6. X- generation = Those people who are sceptical about traditionally held beliefs about religion and family. Needs no further explanation and exemplified beautifully by couple outside window.

7. X = The first variable yet to be ascertained in a mathematical problem as in 'If A is the amount of air in lungs and B is the amount expended per minute during average snog - what is X - the time of the snog in minutes?'.

8. X-ray = because it is good to see inside people sometimes - WITHOUT using tongues.

9. Xylophone = because it gives a sweet sound - er rather like young love.

10. Xenon = because it is a noble gas, just goes around making no trouble, interfering with no one, minding its own business. Look, would you mind stopping doing that, now. It's very distracting, I'm absolutely certain I never did that sort of thing at your age and besides - I think she's turning purple.

Tuesday, May 02, 2006

It's started

A few years ago a soap star came to switch the Christmas lights on in a part of Chester. The character that actor played in the soap was having an affair with another character. So when that actor came to switch on the lights he was jeered and hissed. This was not a joke - this was for real - they meant every insult. I concluded from this that some soap watchers believe that what they see in front of them is real - for some people these faces may be the only familiar ones they can depend on seeing a few times each week. I was therefore not at all surprised to see this new confusion between reality and fiction on the BBC news website today and believe it may be the start of more to come.

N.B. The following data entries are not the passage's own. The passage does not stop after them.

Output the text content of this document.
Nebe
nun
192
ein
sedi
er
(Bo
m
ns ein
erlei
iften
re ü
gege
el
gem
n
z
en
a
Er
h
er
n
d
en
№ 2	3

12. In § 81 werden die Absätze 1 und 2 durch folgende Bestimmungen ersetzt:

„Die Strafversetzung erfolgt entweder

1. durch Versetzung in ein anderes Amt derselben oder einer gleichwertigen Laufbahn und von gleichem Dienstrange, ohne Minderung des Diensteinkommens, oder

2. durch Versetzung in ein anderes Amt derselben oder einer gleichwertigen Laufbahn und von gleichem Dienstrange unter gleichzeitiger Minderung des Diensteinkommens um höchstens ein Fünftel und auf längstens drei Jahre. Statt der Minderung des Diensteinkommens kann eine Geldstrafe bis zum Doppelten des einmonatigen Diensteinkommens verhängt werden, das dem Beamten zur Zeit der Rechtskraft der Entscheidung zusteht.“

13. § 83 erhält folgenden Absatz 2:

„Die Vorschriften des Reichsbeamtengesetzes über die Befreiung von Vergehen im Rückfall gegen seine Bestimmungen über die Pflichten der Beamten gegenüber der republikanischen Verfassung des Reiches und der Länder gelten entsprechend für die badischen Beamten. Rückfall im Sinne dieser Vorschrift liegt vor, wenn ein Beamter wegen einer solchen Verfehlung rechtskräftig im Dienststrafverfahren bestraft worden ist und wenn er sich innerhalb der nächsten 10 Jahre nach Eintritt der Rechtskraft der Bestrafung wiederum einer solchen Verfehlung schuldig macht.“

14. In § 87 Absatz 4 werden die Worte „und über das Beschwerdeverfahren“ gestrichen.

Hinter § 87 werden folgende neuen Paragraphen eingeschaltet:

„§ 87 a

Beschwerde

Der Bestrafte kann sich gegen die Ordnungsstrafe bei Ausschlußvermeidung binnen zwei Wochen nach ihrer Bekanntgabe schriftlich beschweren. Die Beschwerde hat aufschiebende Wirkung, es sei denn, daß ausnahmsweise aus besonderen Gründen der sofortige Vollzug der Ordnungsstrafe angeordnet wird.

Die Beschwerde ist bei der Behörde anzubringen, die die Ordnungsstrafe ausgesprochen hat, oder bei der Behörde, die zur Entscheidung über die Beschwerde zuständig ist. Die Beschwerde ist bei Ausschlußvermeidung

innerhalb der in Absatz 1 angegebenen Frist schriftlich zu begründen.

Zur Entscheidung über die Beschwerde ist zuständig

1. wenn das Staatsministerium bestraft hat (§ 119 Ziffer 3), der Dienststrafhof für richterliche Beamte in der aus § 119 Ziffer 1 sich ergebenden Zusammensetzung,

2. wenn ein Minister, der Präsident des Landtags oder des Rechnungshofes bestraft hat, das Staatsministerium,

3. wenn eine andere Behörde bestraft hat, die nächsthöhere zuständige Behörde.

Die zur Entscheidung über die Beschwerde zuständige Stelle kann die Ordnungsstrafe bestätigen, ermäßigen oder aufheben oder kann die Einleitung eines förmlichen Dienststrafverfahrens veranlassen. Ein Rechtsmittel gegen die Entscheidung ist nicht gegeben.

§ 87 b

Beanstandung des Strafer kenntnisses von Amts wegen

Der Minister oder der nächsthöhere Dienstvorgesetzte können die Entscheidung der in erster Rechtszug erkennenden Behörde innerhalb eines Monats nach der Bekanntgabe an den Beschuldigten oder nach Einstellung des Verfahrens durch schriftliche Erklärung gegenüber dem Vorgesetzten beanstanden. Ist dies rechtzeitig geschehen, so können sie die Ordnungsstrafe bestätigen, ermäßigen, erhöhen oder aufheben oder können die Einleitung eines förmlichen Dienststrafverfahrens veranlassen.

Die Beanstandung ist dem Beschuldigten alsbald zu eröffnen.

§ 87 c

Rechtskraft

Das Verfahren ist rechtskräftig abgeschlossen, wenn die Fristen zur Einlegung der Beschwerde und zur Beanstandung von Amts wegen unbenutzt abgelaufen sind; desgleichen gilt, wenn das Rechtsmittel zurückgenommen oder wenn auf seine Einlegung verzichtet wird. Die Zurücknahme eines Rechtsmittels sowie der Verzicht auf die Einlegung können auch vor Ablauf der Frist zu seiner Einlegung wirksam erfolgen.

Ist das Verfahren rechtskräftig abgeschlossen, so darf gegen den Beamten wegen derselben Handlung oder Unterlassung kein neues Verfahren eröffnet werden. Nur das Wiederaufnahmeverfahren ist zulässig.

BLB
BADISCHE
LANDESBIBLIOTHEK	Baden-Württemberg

I think that for some people the soap replaces real life because real life has become too painful and bleak. Perhaps that is one reason why we read novels, watch soaps, play games - unless we find something meaningful in our lives we seek an escape, reject one reality and become aborbed in one that is more enticing.

Banksy puts it like this:

"...The human race is an unfair and stupid
competition. A lot of runners don't even get
decent sneakers or clean drinking water.

Some runners are born with a massive head
start, every possible help along the way and still
the referees seem to be on their side.

It's not surprising a lot of people have given up
competing altogether and gone to sit in the
grandstand, eat junk food and shout abuse...'


Monday, May 01, 2006


You know when you're at school and there is a really naughty boy in the class who is always geting into trouble, and you know you really shouldn't laugh, but you do because you can't help it, and anyway part of you wants to be cool just like him, and swear and do all the things that he doesn't quite get away with but almost does...or was that just me?

Anyway, here is Banksy - a very naughty boy, a bit of an anarchist, a talented grafitti artist, very humorous (as long it's not my wall he's stenciling on) and now an author. Yesterday Hodmandod Senior came home with a present from Borders - a book full of Banksy art. Quite a bit of it is on his website, so I guess that by becoming a Harper Collins author he really hasn't sold out, and he won't mind at all if I reproduce one of hs photos here.

(the sign the grafitti hitch hiker is holding says 'anywhere').

It's not the most witty in the book, but it kind of summarises how I feel, and how I have always felt. I have a big chunk of wanderlust inside me and wherever I am I always feel I want to be somewhere else and one of the things that makes me really, really happy is travelling - alone. Hodmandod Senior knows this and doesn't mind - because he doesn't much like travelling at all and much prefers to stay at home. He is a happy and very contented sort of person and I wish I were more like him.